Here is my final thought: We are the only profession in the world who are given a raw product we do not choose (our student population), told to deliver standardized instruction per grade level, yet expected to deliver designer originals when we have completed this “cookie cutter” process. We are controlled by individuals (politicians), the majority of whom have never taken a class on child pedagogy or brain-body development, whose primary concern is a talking point or a campaign election promise.

Correction – one odd and one even factor always produce an even product (typing too fast.)

The various methods being taught and which are in the spotlight, were also taught during the eras denigrated by many who criticize traditional math as having “failed thousands of students”. The difference is that the standard algorithms for the various procedures were taught in early grades and the alternatives to them were taught later–after mastery of the basic procedures. Thus, there was a distinction made between side dishes and the main course which is not being made in the current interpretations and implementations of CC.

In contrast, what Common Core seems to insist on is akin to insisting that students continue to decompose words, syllables, and letters into their sounds long after they mastered decoding, phonics and reading. The purpose of learning to read is to allow students to use reading to learn other things; endless demand that they “demonstrate” they know the sound of “th,” or to repeatedly “explain” what’s the purpose of a period, are not conducive to development of fluent reading beyond the beginning stages. Yet that is what Common Core math effectively insists on doing years on end.”

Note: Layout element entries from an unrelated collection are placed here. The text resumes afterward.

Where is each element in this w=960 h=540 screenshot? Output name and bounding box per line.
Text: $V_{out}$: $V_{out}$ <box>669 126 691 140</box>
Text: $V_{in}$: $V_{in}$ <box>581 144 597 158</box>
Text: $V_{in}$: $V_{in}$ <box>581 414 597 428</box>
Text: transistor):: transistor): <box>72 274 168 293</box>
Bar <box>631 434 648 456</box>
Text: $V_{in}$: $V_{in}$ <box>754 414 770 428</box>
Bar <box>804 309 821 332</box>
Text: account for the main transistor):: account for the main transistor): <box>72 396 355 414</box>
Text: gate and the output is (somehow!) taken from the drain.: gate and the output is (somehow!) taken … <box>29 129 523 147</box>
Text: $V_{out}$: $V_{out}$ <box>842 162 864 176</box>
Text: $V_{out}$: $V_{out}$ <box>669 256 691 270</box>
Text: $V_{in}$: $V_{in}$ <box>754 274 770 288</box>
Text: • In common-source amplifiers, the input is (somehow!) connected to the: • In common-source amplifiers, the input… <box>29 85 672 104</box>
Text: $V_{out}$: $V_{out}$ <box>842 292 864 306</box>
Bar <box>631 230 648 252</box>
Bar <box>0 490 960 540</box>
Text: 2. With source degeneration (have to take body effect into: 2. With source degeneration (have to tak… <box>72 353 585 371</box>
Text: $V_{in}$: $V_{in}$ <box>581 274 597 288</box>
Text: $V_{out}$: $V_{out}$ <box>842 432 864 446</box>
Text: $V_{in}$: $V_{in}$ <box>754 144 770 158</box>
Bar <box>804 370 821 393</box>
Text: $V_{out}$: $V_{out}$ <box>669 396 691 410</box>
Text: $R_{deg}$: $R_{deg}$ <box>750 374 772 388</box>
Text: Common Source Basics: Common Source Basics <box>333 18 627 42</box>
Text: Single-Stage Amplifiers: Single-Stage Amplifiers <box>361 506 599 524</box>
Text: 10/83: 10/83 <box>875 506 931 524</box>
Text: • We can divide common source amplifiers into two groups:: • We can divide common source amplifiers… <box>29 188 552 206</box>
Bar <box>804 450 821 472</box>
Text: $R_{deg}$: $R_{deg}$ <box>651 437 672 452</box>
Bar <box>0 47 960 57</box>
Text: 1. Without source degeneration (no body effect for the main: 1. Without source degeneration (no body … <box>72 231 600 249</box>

See http://news.heartland.org/newspaper-article/2014/08/06/common-sense-approach-common-core-math-standards

See alsohttp://oilf.blogspot.com/2014/10/teaching-what-can-be-discovered-instead.html

Thank you Richard and Joy for your comments.

Can’t be more agreed.

Thank you, Richard Patel. That is exactly the problem with how Common Core is being implemented.

“The answer, according to many presenters, is to pose them with enough ambiguity to require students to think creatively to problem solve.” What on Earth makes them think that every person needs to think creatively, or even should think creatively, at every level of math? And again, some people are not creative at math at all, but they might need a standard way for creativity in another area (architecture, drafting). You don’t need 6 ways of doing a math problem in the real world. Just one way that works for you.

A good math problem does not require you to problem solve. It requires you to learn how to do the math right. A challenge math problem might require you to problem solve, but that should only happen AFTER you learn how to do the math right.

BTW, I liked Linda Furey’s cave field trip problem. Those are the kind nearly every kid understood and could eventually do. First you do the math, check to see that the math is correct, then make and educated decision (or problem solve) based on the math. That is some real world thinking.

I agree with Tony: ” . . . as most of the CCSS detractors seems to forget (or gloss over because they can not find anything wrong with the actual standards) standards =/= curriculum.” Portraying the CCSS as a curriculum seems to be a common misunderstanding; it shows up in many articles written about the standards.

If we could just get past that issue, we could move on to more interesting and useful topics, such as (1) why teachers find it so hard to attune their teaching to the CCSS; (2) what schools, teacher prep programs, educational organizations (including unions), and families can do to help teachers and support students; and (3) whether students taught via curricula that are aligned with the standards learn more, retain what they learn, and become more interested and invested in school and learning.

After all, it’s about what’s best for the kids, not what’s hard for their teachers or their parents, right?